In July 2008, the council voted to deny a request by Quirl, then owner of Uncle Hoovers Southern Dining, to rezone the property on Lingleville Road where the business was operating to a B-5. The zoning change would have allowed the restaurant to serve alcohol.

At that time, Quirl claimed Hunter told him she would support his request prior to the vote, but she opposed the issue when it was presented to the city council. It was a claim Hunter denied when questioned by the E-T.

"I never said that. What I said was, 'Silence from the mayor is a majority vote,'" Hunter said in 2008. "But in this case, I voted 'no' on the issue regardless of how the others voted."

"That was a bold faced lie on her part," Quirl said Wednesday.

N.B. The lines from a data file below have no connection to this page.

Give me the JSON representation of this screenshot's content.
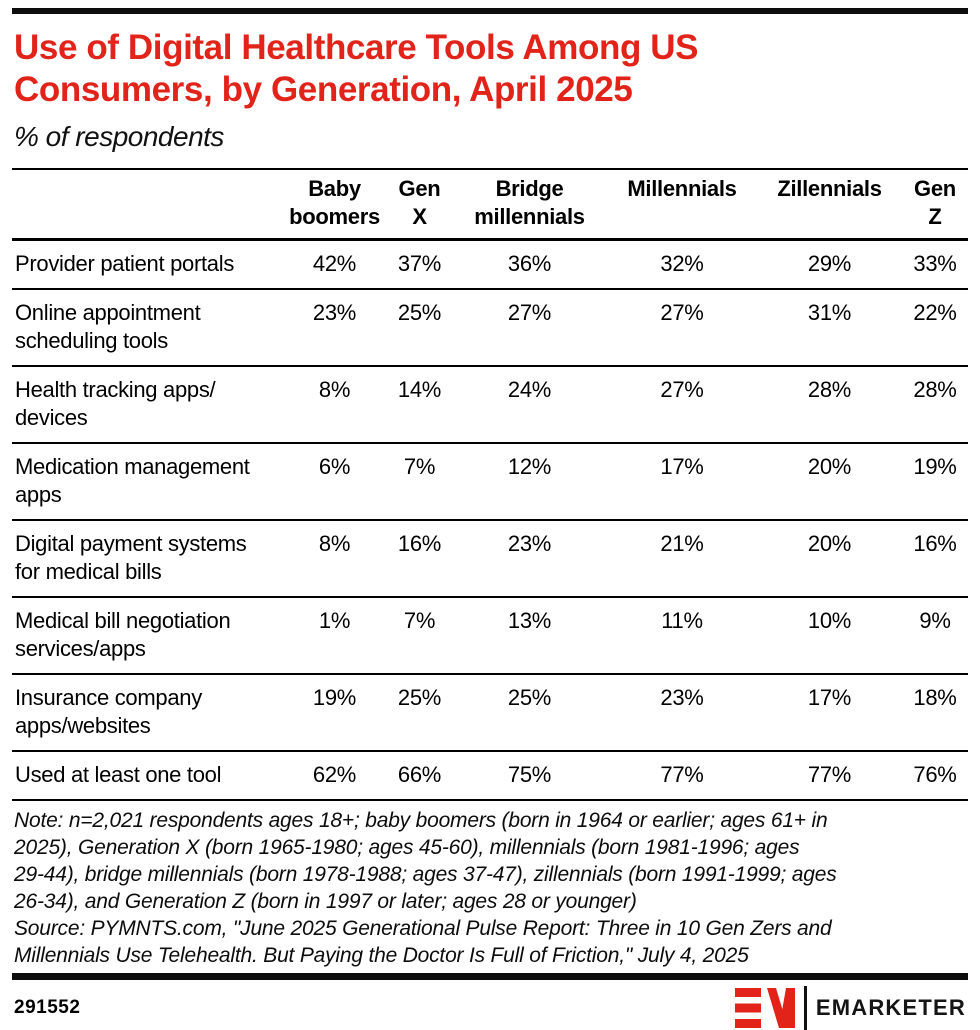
{
  "header": {
    "title": "Use of Digital Healthcare Tools Among US\nConsumers, by Generation, April 2025",
    "subtitle": "% of respondents",
    "title_color": "#e2231a"
  },
  "chart_data": {
    "type": "table",
    "title": "Use of Digital Healthcare Tools Among US Consumers, by Generation, April 2025",
    "subtitle": "% of respondents",
    "columns_plain": [
      "Baby boomers",
      "Gen X",
      "Bridge millennials",
      "Millennials",
      "Zillennials",
      "Gen Z"
    ],
    "columns": [
      "Baby\nboomers",
      "Gen\nX",
      "Bridge\nmillennials",
      "Millennials",
      "Zillennials",
      "Gen\nZ"
    ],
    "rows": [
      {
        "label": "Provider patient portals",
        "values": [
          "42%",
          "37%",
          "36%",
          "32%",
          "29%",
          "33%"
        ]
      },
      {
        "label": "Online appointment\nscheduling tools",
        "values": [
          "23%",
          "25%",
          "27%",
          "27%",
          "31%",
          "22%"
        ]
      },
      {
        "label": "Health tracking apps/\ndevices",
        "values": [
          "8%",
          "14%",
          "24%",
          "27%",
          "28%",
          "28%"
        ]
      },
      {
        "label": "Medication management\napps",
        "values": [
          "6%",
          "7%",
          "12%",
          "17%",
          "20%",
          "19%"
        ]
      },
      {
        "label": "Digital payment systems\nfor medical bills",
        "values": [
          "8%",
          "16%",
          "23%",
          "21%",
          "20%",
          "16%"
        ]
      },
      {
        "label": "Medical bill negotiation\nservices/apps",
        "values": [
          "1%",
          "7%",
          "13%",
          "11%",
          "10%",
          "9%"
        ]
      },
      {
        "label": "Insurance company\napps/websites",
        "values": [
          "19%",
          "25%",
          "25%",
          "23%",
          "17%",
          "18%"
        ]
      },
      {
        "label": "Used at least one tool",
        "values": [
          "62%",
          "66%",
          "75%",
          "77%",
          "77%",
          "76%"
        ]
      }
    ],
    "note": "Note: n=2,021 respondents ages 18+; baby boomers (born in 1964 or earlier; ages 61+ in\n2025), Generation X (born 1965-1980; ages 45-60), millennials (born 1981-1996; ages\n29-44), bridge millennials (born 1978-1988; ages 37-47), zillennials (born 1991-1999; ages\n26-34), and Generation Z (born in 1997 or later; ages 28 or younger)",
    "source": "Source: PYMNTS.com, \"June 2025 Generational Pulse Report: Three in 10 Gen Zers and\nMillennials Use Telehealth. But Paying the Doctor Is Full of Friction,\" July 4, 2025"
  },
  "footer": {
    "chart_id": "291552",
    "logo_text": "EMARKETER",
    "brand_color": "#e2231a"
  }
}
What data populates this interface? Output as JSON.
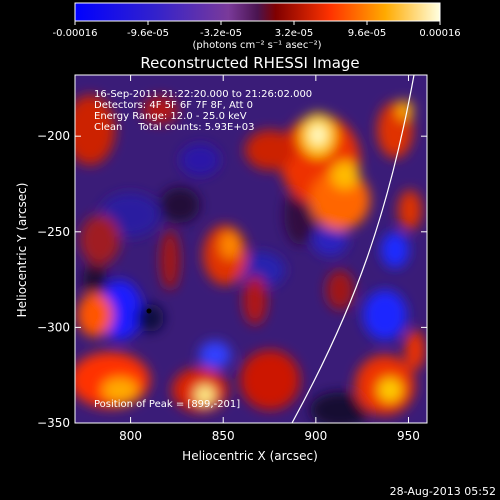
{
  "colorbar": {
    "tick_labels": [
      "-0.00016",
      "-9.6e-05",
      "-3.2e-05",
      "3.2e-05",
      "9.6e-05",
      "0.00016"
    ],
    "unit_label": "(photons cm⁻² s⁻¹ asec⁻²)",
    "range": [
      -0.00016,
      0.00016
    ]
  },
  "plot": {
    "title": "Reconstructed RHESSI Image",
    "xlabel": "Heliocentric X (arcsec)",
    "ylabel": "Heliocentric Y (arcsec)",
    "xlim": [
      770,
      960
    ],
    "ylim": [
      -350,
      -168
    ],
    "x_ticks": [
      {
        "value": 800,
        "label": "800"
      },
      {
        "value": 850,
        "label": "850"
      },
      {
        "value": 900,
        "label": "900"
      },
      {
        "value": 950,
        "label": "950"
      }
    ],
    "y_ticks": [
      {
        "value": -200,
        "label": "−200"
      },
      {
        "value": -250,
        "label": "−250"
      },
      {
        "value": -300,
        "label": "−300"
      },
      {
        "value": -350,
        "label": "−350"
      }
    ],
    "info_lines": [
      "16-Sep-2011 21:22:20.000 to 21:26:02.000",
      "Detectors: 4F 5F 6F 7F 8F, Att 0",
      "Energy Range: 12.0 - 25.0 keV",
      "Clean     Total counts: 5.93E+03"
    ],
    "peak_label": "Position of Peak = [899,-201]",
    "peak_position": [
      899,
      -201
    ]
  },
  "footer": {
    "timestamp": "28-Aug-2013 05:52"
  }
}
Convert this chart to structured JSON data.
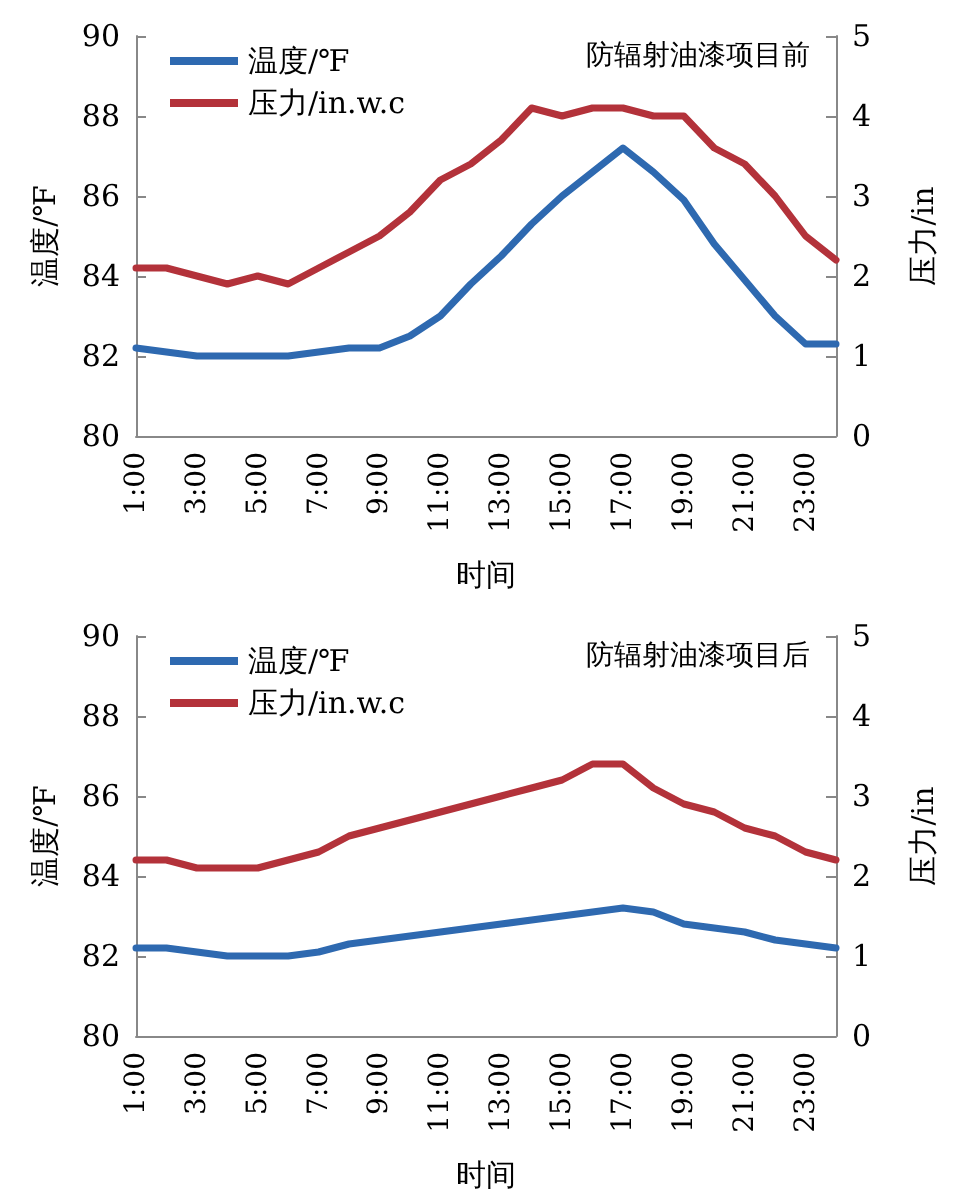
{
  "chart_data": [
    {
      "type": "line",
      "title": "防辐射油漆项目前",
      "xlabel": "时间",
      "ylabel": "温度/℉",
      "y2label": "压力/in",
      "categories": [
        "1:00",
        null,
        "3:00",
        null,
        "5:00",
        null,
        "7:00",
        null,
        "9:00",
        null,
        "11:00",
        null,
        "13:00",
        null,
        "15:00",
        null,
        "17:00",
        null,
        "19:00",
        null,
        "21:00",
        null,
        "23:00",
        null
      ],
      "series": [
        {
          "name": "温度/℉",
          "color": "#2e69b0",
          "values": [
            82.2,
            82.1,
            82.0,
            82.0,
            82.0,
            82.0,
            82.1,
            82.2,
            82.2,
            82.5,
            83.0,
            83.8,
            84.5,
            85.3,
            86.0,
            86.6,
            87.2,
            86.6,
            85.9,
            84.8,
            83.9,
            83.0,
            82.3,
            82.3
          ]
        },
        {
          "name": "压力/in.w.c",
          "color": "#b3323a",
          "axis": "y2",
          "values": [
            2.1,
            2.1,
            2.0,
            1.9,
            2.0,
            1.9,
            2.1,
            2.3,
            2.5,
            2.8,
            3.2,
            3.4,
            3.7,
            4.1,
            4.0,
            4.1,
            4.1,
            4.0,
            4.0,
            3.6,
            3.4,
            3.0,
            2.5,
            2.2
          ]
        }
      ],
      "ylim": [
        80,
        90
      ],
      "yticks": [
        80,
        82,
        84,
        86,
        88,
        90
      ],
      "y2lim": [
        0,
        5
      ],
      "y2ticks": [
        0,
        1,
        2,
        3,
        4,
        5
      ],
      "grid": false,
      "legend": "top left",
      "marker": "none",
      "line_style": "solid"
    },
    {
      "type": "line",
      "title": "防辐射油漆项目后",
      "xlabel": "时间",
      "ylabel": "温度/℉",
      "y2label": "压力/in",
      "categories": [
        "1:00",
        null,
        "3:00",
        null,
        "5:00",
        null,
        "7:00",
        null,
        "9:00",
        null,
        "11:00",
        null,
        "13:00",
        null,
        "15:00",
        null,
        "17:00",
        null,
        "19:00",
        null,
        "21:00",
        null,
        "23:00",
        null
      ],
      "series": [
        {
          "name": "温度/℉",
          "color": "#2e69b0",
          "values": [
            82.2,
            82.2,
            82.1,
            82.0,
            82.0,
            82.0,
            82.1,
            82.3,
            82.4,
            82.5,
            82.6,
            82.7,
            82.8,
            82.9,
            83.0,
            83.1,
            83.2,
            83.1,
            82.8,
            82.7,
            82.6,
            82.4,
            82.3,
            82.2
          ]
        },
        {
          "name": "压力/in.w.c",
          "color": "#b3323a",
          "axis": "y2",
          "values": [
            2.2,
            2.2,
            2.1,
            2.1,
            2.1,
            2.2,
            2.3,
            2.5,
            2.6,
            2.7,
            2.8,
            2.9,
            3.0,
            3.1,
            3.2,
            3.4,
            3.4,
            3.1,
            2.9,
            2.8,
            2.6,
            2.5,
            2.3,
            2.2
          ]
        }
      ],
      "ylim": [
        80,
        90
      ],
      "yticks": [
        80,
        82,
        84,
        86,
        88,
        90
      ],
      "y2lim": [
        0,
        5
      ],
      "y2ticks": [
        0,
        1,
        2,
        3,
        4,
        5
      ],
      "grid": false,
      "legend": "top left",
      "marker": "none",
      "line_style": "solid"
    }
  ]
}
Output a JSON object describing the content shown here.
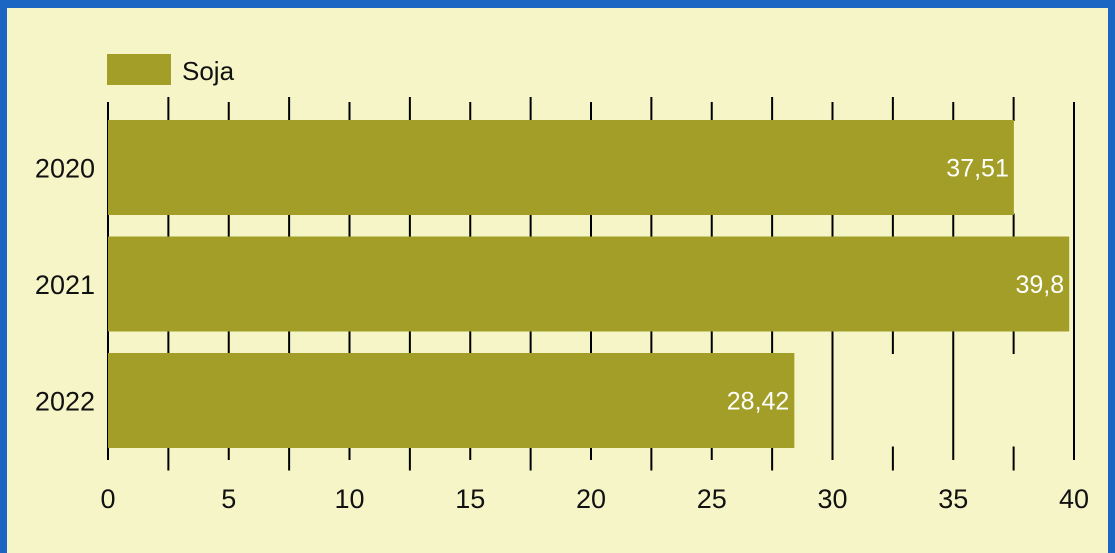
{
  "chart_data": {
    "type": "bar",
    "orientation": "horizontal",
    "categories": [
      "2020",
      "2021",
      "2022"
    ],
    "series": [
      {
        "name": "Soja",
        "values": [
          37.51,
          39.8,
          28.42
        ],
        "labels": [
          "37,51",
          "39,8",
          "28,42"
        ]
      }
    ],
    "xlim": [
      0,
      40
    ],
    "xticks": [
      0,
      5,
      10,
      15,
      20,
      25,
      30,
      35,
      40
    ],
    "xtick_labels": [
      "0",
      "5",
      "10",
      "15",
      "20",
      "25",
      "30",
      "35",
      "40"
    ],
    "grid": true,
    "legend_position": "top-left"
  },
  "colors": {
    "frame": "#1a66c2",
    "background": "#f5f5c8",
    "bar": "#a29e27",
    "grid": "#000000"
  }
}
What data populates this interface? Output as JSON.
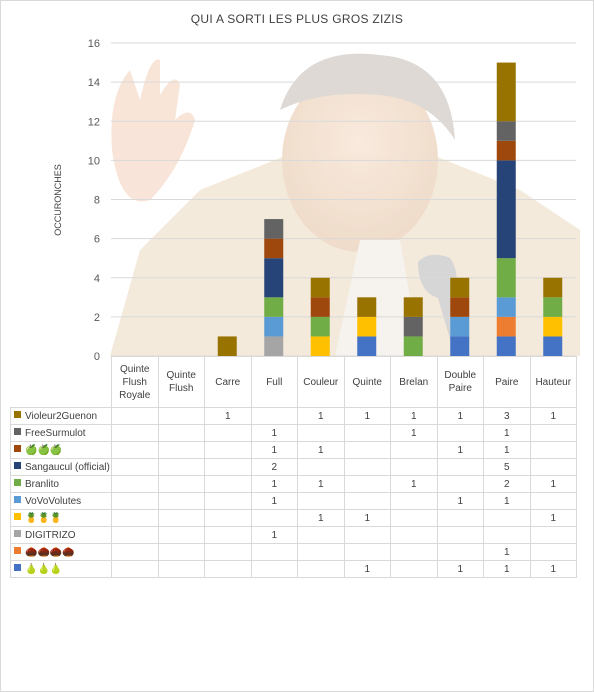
{
  "chart_data": {
    "type": "bar",
    "stacked": true,
    "title": "QUI A SORTI LES PLUS GROS ZIZIS",
    "ylabel": "OCCURONCHES",
    "xlabel": "",
    "ylim": [
      0,
      16
    ],
    "yticks": [
      0,
      2,
      4,
      6,
      8,
      10,
      12,
      14,
      16
    ],
    "categories": [
      "Quinte Flush Royale",
      "Quinte Flush",
      "Carre",
      "Full",
      "Couleur",
      "Quinte",
      "Brelan",
      "Double Paire",
      "Paire",
      "Hauteur"
    ],
    "legend_position": "data-table",
    "series": [
      {
        "name": "🍐🍐🍐",
        "color": "#4472c4",
        "values": [
          null,
          null,
          null,
          null,
          null,
          1,
          null,
          1,
          1,
          1
        ]
      },
      {
        "name": "🌰🌰🌰🌰",
        "color": "#ed7d31",
        "values": [
          null,
          null,
          null,
          null,
          null,
          null,
          null,
          null,
          1,
          null
        ]
      },
      {
        "name": "DIGITRIZO",
        "color": "#a5a5a5",
        "values": [
          null,
          null,
          null,
          1,
          null,
          null,
          null,
          null,
          null,
          null
        ]
      },
      {
        "name": "🍍🍍🍍",
        "color": "#ffc000",
        "values": [
          null,
          null,
          null,
          null,
          1,
          1,
          null,
          null,
          null,
          1
        ]
      },
      {
        "name": "VoVoVolutes",
        "color": "#5b9bd5",
        "values": [
          null,
          null,
          null,
          1,
          null,
          null,
          null,
          1,
          1,
          null
        ]
      },
      {
        "name": "Branlito",
        "color": "#70ad47",
        "values": [
          null,
          null,
          null,
          1,
          1,
          null,
          1,
          null,
          2,
          1
        ]
      },
      {
        "name": "Sangaucul (official)",
        "color": "#264478",
        "values": [
          null,
          null,
          null,
          2,
          null,
          null,
          null,
          null,
          5,
          null
        ]
      },
      {
        "name": "🍏🍏🍏",
        "color": "#9e480e",
        "values": [
          null,
          null,
          null,
          1,
          1,
          null,
          null,
          1,
          1,
          null
        ]
      },
      {
        "name": "FreeSurmulot",
        "color": "#636363",
        "values": [
          null,
          null,
          null,
          1,
          null,
          null,
          1,
          null,
          1,
          null
        ]
      },
      {
        "name": "Violeur2Guenon",
        "color": "#997300",
        "values": [
          null,
          null,
          1,
          null,
          1,
          1,
          1,
          1,
          3,
          1
        ]
      }
    ]
  }
}
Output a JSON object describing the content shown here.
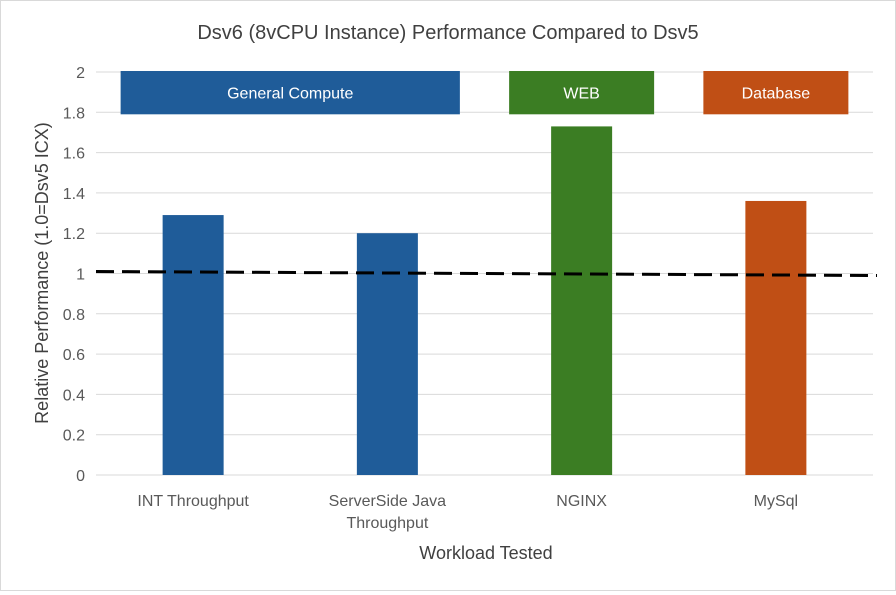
{
  "chart_data": {
    "type": "bar",
    "title": "Dsv6 (8vCPU Instance) Performance Compared to Dsv5",
    "xlabel": "Workload Tested",
    "ylabel": "Relative Performance (1.0=Dsv5 ICX)",
    "ylim": [
      0,
      2
    ],
    "yticks": [
      "0",
      "0.2",
      "0.4",
      "0.6",
      "0.8",
      "1",
      "1.2",
      "1.4",
      "1.6",
      "1.8",
      "2"
    ],
    "categories": [
      [
        "INT Throughput"
      ],
      [
        "ServerSide Java",
        "Throughput"
      ],
      [
        "NGINX"
      ],
      [
        "MySql"
      ]
    ],
    "values": [
      1.29,
      1.2,
      1.73,
      1.36
    ],
    "bar_colors": [
      "#1f5c99",
      "#1f5c99",
      "#3b7d23",
      "#c04f15"
    ],
    "grid": true,
    "baseline": {
      "value": 1.0,
      "style": "dashed"
    },
    "groups": [
      {
        "label": "General Compute",
        "color": "#1f5c99",
        "categories": [
          0,
          1
        ]
      },
      {
        "label": "WEB",
        "color": "#3b7d23",
        "categories": [
          2
        ]
      },
      {
        "label": "Database",
        "color": "#c04f15",
        "categories": [
          3
        ]
      }
    ]
  }
}
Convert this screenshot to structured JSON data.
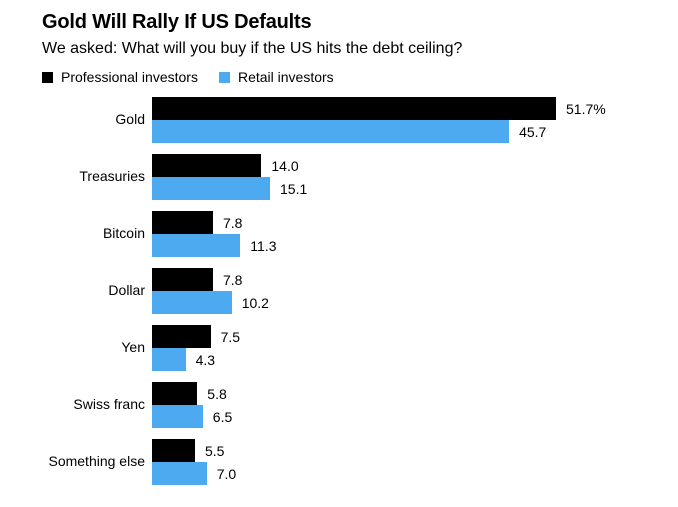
{
  "header": {
    "title": "Gold Will Rally If US Defaults",
    "subtitle": "We asked: What will you buy if the US hits the debt ceiling?"
  },
  "colors": {
    "professional": "#000000",
    "retail": "#4DA9F0",
    "background": "#FFFFFF",
    "text": "#000000"
  },
  "chart_data": {
    "type": "bar",
    "orientation": "horizontal",
    "title": "Gold Will Rally If US Defaults",
    "subtitle": "We asked: What will you buy if the US hits the debt ceiling?",
    "categories": [
      "Gold",
      "Treasuries",
      "Bitcoin",
      "Dollar",
      "Yen",
      "Swiss franc",
      "Something else"
    ],
    "series": [
      {
        "name": "Professional investors",
        "color": "#000000",
        "values": [
          51.7,
          14.0,
          7.8,
          7.8,
          7.5,
          5.8,
          5.5
        ],
        "labels": [
          "51.7%",
          "14.0",
          "7.8",
          "7.8",
          "7.5",
          "5.8",
          "5.5"
        ]
      },
      {
        "name": "Retail investors",
        "color": "#4DA9F0",
        "values": [
          45.7,
          15.1,
          11.3,
          10.2,
          4.3,
          6.5,
          7.0
        ],
        "labels": [
          "45.7",
          "15.1",
          "11.3",
          "10.2",
          "4.3",
          "6.5",
          "7.0"
        ]
      }
    ],
    "xlim": [
      0,
      51.7
    ],
    "grid": false,
    "axis_ticks_visible": false,
    "value_labels": "right-of-bar",
    "legend_position": "top-left"
  }
}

In defending her actions Thursday, Hunter said she stands behind her vote, which was issued during her second meeting as mayor. She said rezoning requests are typically granted to property owners - not renters - and the owner was deceased and the property was for sale at that time. She also said six individuals, including affected property owners, spoke against the request before the council issued a 6:2 vote against it.

"Mayors do not have to vote, but I choose to on controversial issues," Hunter said, adding she was voting in favor of the best use for the property.

During the debate, Quirl said for a restaurant like his to succeed it must be allowed to serve alcohol.

The business closed its doors months after the request was denied.

"I believe I closed the restaurant in December 2008," he said Wednesday.

While that reality cannot be undone, Quirl, who has master's degrees in history and speech and focused on First Amendment law during his studies at the University of Arkansas and University of St. Andrews in Great Britain, said he is proud to stand against what he feels is wrong.

"I am proud to picket for the betterment of my city," he said. "And I encourage anyone who agrees with me to do the same. I will be out at the square all day Saturday. Come out and join me."

Hunter questioned Quirl's motivation.

"Mr. Quirl is a disgruntled businessman who didn't get his way four years ago," she said, "I question why this issue is resurfacing now when I haven't heard from him in years."

According to County Clerk Gwinda Jones, individuals may protest at the polls and even disseminate information opposing them as long as they are at least 100 feet away from every entrance to polling locations.

"If Mr. Quirl would like to protest outside of the courthouse on Election Day, I advise him to bring an umbrella," Hunter said. "There is rain in the forecast."